Usai dilantik, Trump bertemu dengan selusin produsen terkemuka Amerika di Gedung Putih dan mengatakan ia akan memangkas peraturan dan memotong pajak perusahaan untuk meningkatkan perekonomian.

Trump juga berencana untuk bertemu dengan para pemimpin dari konstruksi dan serikat dan eksekutif otomotif.

Di sisi lain, Dolar menyentuh level terendah dalam tujuh minggu terhadap sekeranjang mata uang utama, sementara harga safe haven emas mencapai kenaikan tertinggi dalam dua bulan. Bestprofit Futures

Saham energi yang turun 1,1 persen, berkinerja terburuk dari 11 besar sektor  pada indeks S & P seiring penurunan harga minyak terpicu tanda-tanda pemulihan yang kuat dalam pengeboran AS.

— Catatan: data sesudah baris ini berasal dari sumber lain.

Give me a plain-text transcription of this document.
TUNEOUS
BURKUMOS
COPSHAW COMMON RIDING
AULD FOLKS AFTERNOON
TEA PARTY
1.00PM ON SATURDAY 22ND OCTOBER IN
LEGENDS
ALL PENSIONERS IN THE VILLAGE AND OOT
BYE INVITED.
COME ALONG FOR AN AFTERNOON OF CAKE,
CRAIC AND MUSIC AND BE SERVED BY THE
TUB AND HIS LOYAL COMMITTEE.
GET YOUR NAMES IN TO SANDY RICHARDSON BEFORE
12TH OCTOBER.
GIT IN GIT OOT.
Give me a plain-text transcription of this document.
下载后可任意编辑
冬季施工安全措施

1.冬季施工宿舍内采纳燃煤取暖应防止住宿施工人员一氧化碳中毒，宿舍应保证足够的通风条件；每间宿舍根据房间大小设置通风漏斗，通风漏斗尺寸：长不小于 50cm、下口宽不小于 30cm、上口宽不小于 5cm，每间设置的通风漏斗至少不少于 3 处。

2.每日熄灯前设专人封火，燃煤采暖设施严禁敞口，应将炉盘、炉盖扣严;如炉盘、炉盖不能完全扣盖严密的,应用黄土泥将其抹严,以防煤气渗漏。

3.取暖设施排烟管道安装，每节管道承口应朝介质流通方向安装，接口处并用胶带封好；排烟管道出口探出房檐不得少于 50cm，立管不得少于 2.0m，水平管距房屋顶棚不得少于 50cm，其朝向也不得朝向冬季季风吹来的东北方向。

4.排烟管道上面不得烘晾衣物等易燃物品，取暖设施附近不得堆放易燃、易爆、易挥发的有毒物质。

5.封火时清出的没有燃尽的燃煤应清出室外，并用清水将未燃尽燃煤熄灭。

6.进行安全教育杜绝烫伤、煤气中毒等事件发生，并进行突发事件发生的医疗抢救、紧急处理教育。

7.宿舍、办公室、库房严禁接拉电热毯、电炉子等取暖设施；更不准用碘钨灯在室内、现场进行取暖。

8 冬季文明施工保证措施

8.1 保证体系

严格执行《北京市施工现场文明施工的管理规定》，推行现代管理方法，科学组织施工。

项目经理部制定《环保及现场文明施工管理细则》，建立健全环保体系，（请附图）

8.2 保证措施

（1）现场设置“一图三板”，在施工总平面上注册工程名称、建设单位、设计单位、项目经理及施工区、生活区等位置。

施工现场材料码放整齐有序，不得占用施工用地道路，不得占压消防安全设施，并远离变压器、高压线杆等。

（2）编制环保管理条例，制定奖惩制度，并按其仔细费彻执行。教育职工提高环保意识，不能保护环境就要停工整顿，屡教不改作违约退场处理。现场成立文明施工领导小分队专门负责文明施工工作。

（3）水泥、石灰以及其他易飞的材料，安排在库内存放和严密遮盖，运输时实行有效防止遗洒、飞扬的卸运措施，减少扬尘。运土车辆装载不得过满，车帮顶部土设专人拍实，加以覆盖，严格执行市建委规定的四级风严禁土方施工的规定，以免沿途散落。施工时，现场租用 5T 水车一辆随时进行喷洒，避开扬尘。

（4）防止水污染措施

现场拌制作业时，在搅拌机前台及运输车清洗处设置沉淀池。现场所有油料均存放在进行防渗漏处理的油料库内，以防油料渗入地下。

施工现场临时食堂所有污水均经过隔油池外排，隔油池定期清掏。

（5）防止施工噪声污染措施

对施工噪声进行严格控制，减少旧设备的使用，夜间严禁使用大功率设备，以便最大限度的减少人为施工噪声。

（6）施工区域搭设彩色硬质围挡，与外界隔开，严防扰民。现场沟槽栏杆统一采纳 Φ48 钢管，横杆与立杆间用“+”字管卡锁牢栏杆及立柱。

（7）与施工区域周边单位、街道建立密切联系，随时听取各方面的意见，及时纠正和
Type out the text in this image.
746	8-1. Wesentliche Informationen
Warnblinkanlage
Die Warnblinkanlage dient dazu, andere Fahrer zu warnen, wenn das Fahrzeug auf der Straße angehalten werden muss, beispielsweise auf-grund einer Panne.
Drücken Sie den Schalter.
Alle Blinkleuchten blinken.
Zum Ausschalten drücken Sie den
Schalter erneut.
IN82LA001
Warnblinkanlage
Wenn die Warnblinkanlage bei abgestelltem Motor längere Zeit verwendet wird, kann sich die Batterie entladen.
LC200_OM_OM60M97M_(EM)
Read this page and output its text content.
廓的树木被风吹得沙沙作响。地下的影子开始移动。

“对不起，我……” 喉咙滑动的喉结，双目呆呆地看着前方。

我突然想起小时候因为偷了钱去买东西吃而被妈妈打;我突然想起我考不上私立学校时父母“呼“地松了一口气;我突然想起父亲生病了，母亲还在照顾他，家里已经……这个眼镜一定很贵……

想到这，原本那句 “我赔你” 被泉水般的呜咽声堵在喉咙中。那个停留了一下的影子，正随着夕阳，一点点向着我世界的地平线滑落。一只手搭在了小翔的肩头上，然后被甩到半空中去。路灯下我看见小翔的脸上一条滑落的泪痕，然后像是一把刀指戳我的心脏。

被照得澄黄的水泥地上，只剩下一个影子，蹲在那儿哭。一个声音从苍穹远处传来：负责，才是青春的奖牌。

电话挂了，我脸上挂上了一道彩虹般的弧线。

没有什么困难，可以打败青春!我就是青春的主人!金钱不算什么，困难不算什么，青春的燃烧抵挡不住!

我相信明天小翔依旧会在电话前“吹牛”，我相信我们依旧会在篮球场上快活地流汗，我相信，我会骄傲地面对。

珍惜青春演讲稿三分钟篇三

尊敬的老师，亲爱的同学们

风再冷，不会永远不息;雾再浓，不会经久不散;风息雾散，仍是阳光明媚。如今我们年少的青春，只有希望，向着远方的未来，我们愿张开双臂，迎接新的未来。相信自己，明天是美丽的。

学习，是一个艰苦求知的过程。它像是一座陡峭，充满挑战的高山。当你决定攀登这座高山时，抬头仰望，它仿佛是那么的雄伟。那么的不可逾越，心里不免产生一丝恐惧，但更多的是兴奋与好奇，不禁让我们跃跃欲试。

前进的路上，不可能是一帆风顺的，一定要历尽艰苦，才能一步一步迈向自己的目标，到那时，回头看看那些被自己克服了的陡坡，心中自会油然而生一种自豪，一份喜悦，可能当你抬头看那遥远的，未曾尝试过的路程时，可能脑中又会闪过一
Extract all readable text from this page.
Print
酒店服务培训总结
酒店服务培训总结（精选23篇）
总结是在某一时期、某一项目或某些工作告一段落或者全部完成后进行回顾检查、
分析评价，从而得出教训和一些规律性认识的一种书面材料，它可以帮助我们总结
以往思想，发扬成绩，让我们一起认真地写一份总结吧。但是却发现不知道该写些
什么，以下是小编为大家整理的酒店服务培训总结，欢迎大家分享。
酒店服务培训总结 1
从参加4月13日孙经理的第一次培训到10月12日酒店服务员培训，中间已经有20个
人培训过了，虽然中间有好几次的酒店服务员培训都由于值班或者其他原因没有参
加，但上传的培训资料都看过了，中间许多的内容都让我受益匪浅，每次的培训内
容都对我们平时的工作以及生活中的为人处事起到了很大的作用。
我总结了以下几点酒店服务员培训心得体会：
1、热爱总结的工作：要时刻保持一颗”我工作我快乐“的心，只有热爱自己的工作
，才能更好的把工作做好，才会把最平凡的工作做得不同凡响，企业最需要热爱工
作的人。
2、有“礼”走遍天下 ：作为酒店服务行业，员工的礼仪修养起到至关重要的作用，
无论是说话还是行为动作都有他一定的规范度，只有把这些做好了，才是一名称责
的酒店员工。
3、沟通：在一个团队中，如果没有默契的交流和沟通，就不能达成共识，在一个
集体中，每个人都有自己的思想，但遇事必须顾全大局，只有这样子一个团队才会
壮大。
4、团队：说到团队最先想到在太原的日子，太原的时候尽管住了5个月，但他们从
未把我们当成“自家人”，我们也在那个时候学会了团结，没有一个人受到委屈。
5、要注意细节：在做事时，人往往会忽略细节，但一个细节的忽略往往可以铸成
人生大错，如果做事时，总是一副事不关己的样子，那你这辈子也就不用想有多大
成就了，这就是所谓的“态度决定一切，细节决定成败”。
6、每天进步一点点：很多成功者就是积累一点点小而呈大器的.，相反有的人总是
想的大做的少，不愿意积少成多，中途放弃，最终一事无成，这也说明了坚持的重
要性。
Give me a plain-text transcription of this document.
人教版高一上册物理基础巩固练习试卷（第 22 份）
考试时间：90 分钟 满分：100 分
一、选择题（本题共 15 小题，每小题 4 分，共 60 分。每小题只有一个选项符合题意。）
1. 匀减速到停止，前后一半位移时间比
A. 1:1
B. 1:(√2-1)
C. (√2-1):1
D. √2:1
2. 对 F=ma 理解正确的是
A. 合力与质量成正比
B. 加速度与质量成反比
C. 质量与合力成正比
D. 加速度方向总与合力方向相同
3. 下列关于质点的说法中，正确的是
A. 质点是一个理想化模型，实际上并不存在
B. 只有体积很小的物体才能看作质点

Sekitar 6,15 miliar saham berpindah tangan di bursa AS, sama dengan rata-rata harian selama 20 sesi terakhir.

Bursa Asia bergerak di zona merah pada perdagangan di awal pekan ini. Kebijakan-kebijakan Presiden AS Donald Trump menjadi pemberat pergerakan bursa Asia.

Mengutip CNBC, Senin (23/1/2017), Indeks ASX 200 Australia turun 0,36 persen. Indeks Nikkei Jepang juga melemah 1,25 persen di awap perdagangan. Di Kospi Korea Selatan bergerak mendatar.

Salah satu kebijakan Trump yang menjadi konsentrasi para pelaku pasar di Asia adalah Perjanjian perdagangan bebas Trans-Pacific Partnership (TPP). Pemerintah Trump pada pekan lalu menyatakan akan melindungi pekerja Amerika dan menarik diri dari kesepakatan TPP.

Sebagai informasi, TPP atau Trans Pacific Partnership merupakan sebuah blok perdagangan bebas yang diinisiasikan oleh Presiden Barack Obama. Kesepakatan yang diteken 5 Oktober lalu ini beranggotakan 12 negara yaitu Amerika Serikat, Kanada, Australia, Jepang, Selandia Baru, Meksiko, Cile, Peru, Malaysia, Singapura, Brunei dan Vietnam.

Pemerintah AS di bawah kepemimpinan Trump akan mengambil langkah tegas bagi negara yang melanggar kerja sama perdagangan dan merugikan tenaga kerja AS. Trump juga akan kembali menegosiasikan kesepakatan perdagangan dengan North American Free Trade Agreement (NAFTA).

Pemerintah AS juga tidak segan menarik diri dari kesepakatan NAFTA apabila hal ini tidak memberikan keuntungan bagi pekerja Amerika. Bestprofit Futures

Ekonom Senior Mizuho Bank Vishnu Varathan menjelaskan, pidato Trump saat pelantikan tersebut membuat pasar Asia bergetar. Kebijakan proteksionis AS akan mempengaruhi negara lain. ” Kebijakan perdagangan, perpajakan, imigrasi dan hubungan luar negeri bakal banyak berpengaruh,” jelas dia.